“Still, man, still!” growled one of his escort, shaking him violently. Here again was an old acquaintance, in the shape of Hermanus Delport. But the big Dutchman’s face was considerably damaged, one eye being totally closed. Frank had been using his fists to some purpose. Now he let off a volley of perfectly unprintable expletives.
“You’d dare lay a finger on me but for this reim, wouldn’t you?” he yelled. “I’d plug up your other eye for two pins, and every man’s blanked eyes in this camp.” And more to the same effect.

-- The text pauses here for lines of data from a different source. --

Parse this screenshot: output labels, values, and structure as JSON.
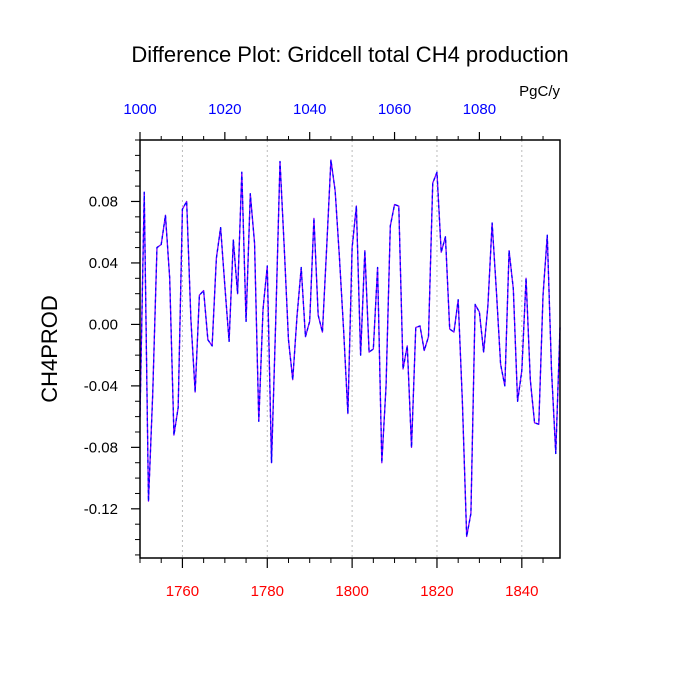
{
  "chart_data": {
    "type": "line",
    "title": "Difference Plot: Gridcell total CH4 production",
    "units": "PgC/y",
    "ylabel": "CH4PROD",
    "xlabel": "",
    "xlim": [
      1750,
      1849
    ],
    "ylim": [
      -0.152,
      0.12
    ],
    "grid": "vertical-dashed",
    "colors": {
      "bottom_axis": "#ff0000",
      "top_axis": "#0000ff",
      "series": "#8000ff",
      "series_overlay": "#0000ff"
    },
    "x_ticks": [
      1760,
      1780,
      1800,
      1820,
      1840
    ],
    "y_ticks": [
      {
        "value": 0.08,
        "label": "0.08"
      },
      {
        "value": 0.04,
        "label": "0.04"
      },
      {
        "value": 0.0,
        "label": "0.00"
      },
      {
        "value": -0.04,
        "label": "-0.04"
      },
      {
        "value": -0.08,
        "label": "-0.08"
      },
      {
        "value": -0.12,
        "label": "-0.12"
      }
    ],
    "top_axis": {
      "range": [
        1000,
        1099
      ],
      "ticks": [
        1000,
        1020,
        1040,
        1060,
        1080
      ]
    },
    "series": [
      {
        "x_start": 1750,
        "values": [
          -0.06,
          0.086,
          -0.115,
          -0.045,
          0.05,
          0.052,
          0.071,
          0.03,
          -0.072,
          -0.054,
          0.075,
          0.08,
          0.003,
          -0.044,
          0.019,
          0.022,
          -0.01,
          -0.014,
          0.043,
          0.063,
          0.025,
          -0.011,
          0.055,
          0.02,
          0.099,
          0.002,
          0.085,
          0.053,
          -0.063,
          0.01,
          0.038,
          -0.09,
          0.003,
          0.106,
          0.05,
          -0.01,
          -0.036,
          0.005,
          0.037,
          -0.008,
          0.002,
          0.069,
          0.006,
          -0.005,
          0.05,
          0.107,
          0.087,
          0.044,
          -0.004,
          -0.058,
          0.05,
          0.077,
          -0.02,
          0.048,
          -0.018,
          -0.016,
          0.037,
          -0.09,
          -0.04,
          0.064,
          0.078,
          0.077,
          -0.029,
          -0.014,
          -0.08,
          -0.002,
          -0.001,
          -0.017,
          -0.008,
          0.092,
          0.099,
          0.047,
          0.057,
          -0.003,
          -0.005,
          0.016,
          -0.051,
          -0.138,
          -0.123,
          0.013,
          0.008,
          -0.018,
          0.012,
          0.066,
          0.022,
          -0.026,
          -0.04,
          0.048,
          0.023,
          -0.05,
          -0.03,
          0.03,
          -0.036,
          -0.064,
          -0.065,
          0.019,
          0.058,
          -0.03,
          -0.084,
          -0.002
        ]
      }
    ]
  }
}
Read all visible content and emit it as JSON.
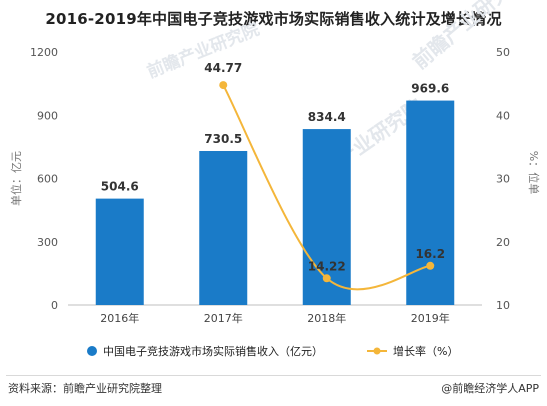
{
  "title": "2016-2019年中国电子竞技游戏市场实际销售收入统计及增长情况",
  "footer": {
    "source": "资料来源：前瞻产业研究院整理",
    "brand": "@前瞻经济学人APP"
  },
  "watermark": {
    "text": "前瞻产业研究院"
  },
  "chart_data": {
    "type": "bar",
    "categories": [
      "2016年",
      "2017年",
      "2018年",
      "2019年"
    ],
    "series": [
      {
        "name": "中国电子竞技游戏市场实际销售收入（亿元）",
        "type": "bar",
        "axis": "left",
        "values": [
          504.6,
          730.5,
          834.4,
          969.6
        ],
        "color": "#1a7bc8"
      },
      {
        "name": "增长率（%）",
        "type": "line",
        "axis": "right",
        "values": [
          null,
          44.77,
          14.22,
          16.2
        ],
        "color": "#f4b63a"
      }
    ],
    "ylabel_left": "单位：亿元",
    "ylabel_right": "%：位单",
    "ylim_left": [
      0,
      1200
    ],
    "yticks_left": [
      "0",
      "300",
      "600",
      "900",
      "1200"
    ],
    "ylim_right": [
      10,
      50
    ],
    "yticks_right": [
      "10",
      "20",
      "30",
      "40",
      "50"
    ],
    "legend_position": "bottom",
    "grid": false
  }
}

“Still, man, do you hear?” repeated Hermanus, administering another shake. “The Commandant is speaking to you. Do you hear?”
“Is he? Well, then, I don’t care a little damn for Mr bally Commandant or the whole lot of infernal rebels and traitors in that tent. Aha, Swaart Jan! you may well look sick, you old liar; there’s a nice rope waiting for you. Old Sarel, too? What a hanging of rebels and traitors there’ll be by-and-by! And Morkel? Ja, you will dangle, too.” Then becoming alive to the presence of Colvin, he burst into a very roar of derisive hatred. “Good-day, Mister Kershaw—or should I say Commandant Kershaw?—the biggest blanked traitor of the lot. You’ll be blown from a gun, I should think.”
These ravings, uttered half in English, half in Dutch, were not without effect upon most of those within the tent. They had about concluded that the violence and insolence of this prisoner had reached limits.
“Let him taste the sjambok” growled the old burgher who had expressed the opinion antagonistic to British veracity. But Commandant Schoeman gave no sign of perturbation. Save for a stern and ominous look in his cold, snaky eye, he might not have heard.
“Frank—Frank! Do be quiet, man,” said Colvin earnestly. “Don’t make a silly ass of yourself. You are doing yourself no good.”
“Not, eh? I’d do you some good though if I could get at you; I’d give you the jolliest hammering you ever had. Look at Mani Delport’s mug there. That’s nothing to what yours would be, you infernal traitor.”
“It might not be so easy, Frank. But do be reasonable. How can you expect decent treatment if you will persist in behaving like a lunatic?”
“Would you be reasonable if you had seen your home sacked and gutted by a lot of rebels and traitors, and your mother turned out homeless, Mister Dutchman Kruger Kershaw?” snarled Frank. “No fear though. Your place wasn’t interfered with. You’re one of them, you know.”